By comparing with the volatility of BTC, Figure 3 shows the ratio of BTC to the historical volatility of each asset. For example, the value of the ratio is 2, which means that the volatility of BTC is twice that of the corresponding asset. Before the March crash, due to rising uncertainty, Bitcoin’s volatility relative to traditional asset classes became smaller. However, the “Crypto Black Thursday” on March 12 showed a weaker rebound, followed by a liquidation spiral. The rise in volatility leads to soaring volatility, causing the price of Bitcoin to reach a bad level.

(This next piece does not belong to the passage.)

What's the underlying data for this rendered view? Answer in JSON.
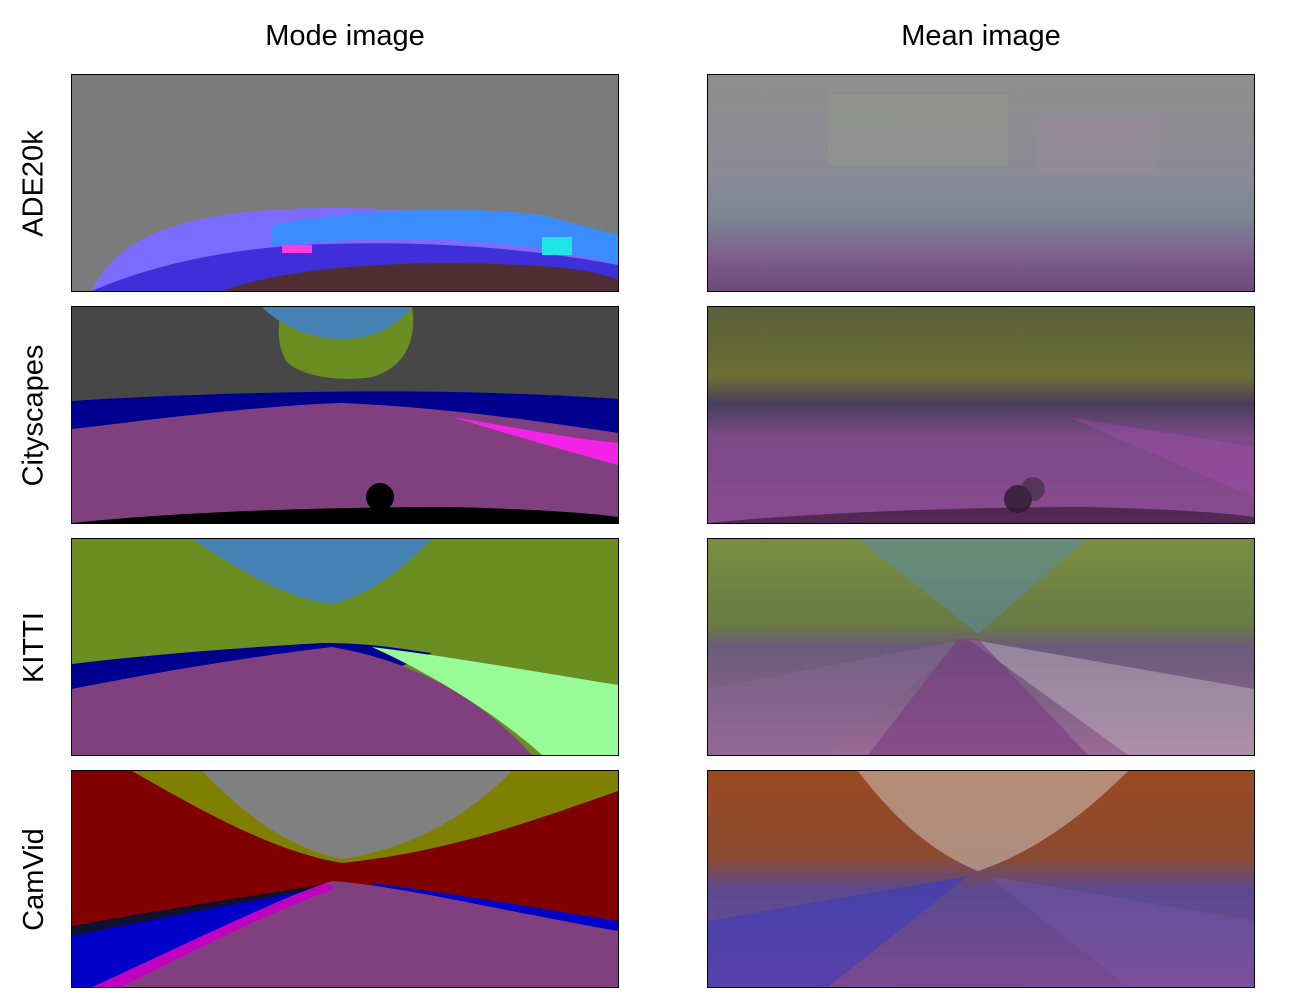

相关性为负,BTC已成为避险资产?Figure 3: Volatility relative to Bitcoin. For example, a volatility of 2 means that Bitcoin’s volatility is greater than 2 times

Conclusion

In 2020, the correlation between major asset classes and BTC follows a different pattern. It is worth noting that its correlation with the stock market (S&P 500 Index) continued to rise to a relatively high level, while its correlation with gold (XAU) remained low throughout the year.

The volatility of BTC and the S&P 500 index in 2020 is at a historically low level, and the two are almost the same from early March to mid-March. Due to the impact of this bull market, the volatility of the crypto market has seen a new surge since November. From the plunge in March to the beginning of the DeFi summer explosion, BTC and ETH are highly correlated. However, this behavior has changed. As the first phase of the transition to Ethereum 2.0 is approaching, there has been a short and strong decoupling. It will be interesting to follow this relationship, especially as more investment flows into the field of digital assets, the transaction volume on the ETH market increases, and institutional derivatives products are also seeing the light (CME announced the ETH futures in February 2021) .

2020 will end with the extremely promising prospects of Bitcoin and crypto finance. As more and more institutional funds enter the field, as a means of diversifying investment and hedging economic uncertainty, one of the major cryptocurrency and stock markets The correlation between has entered a low to negative value.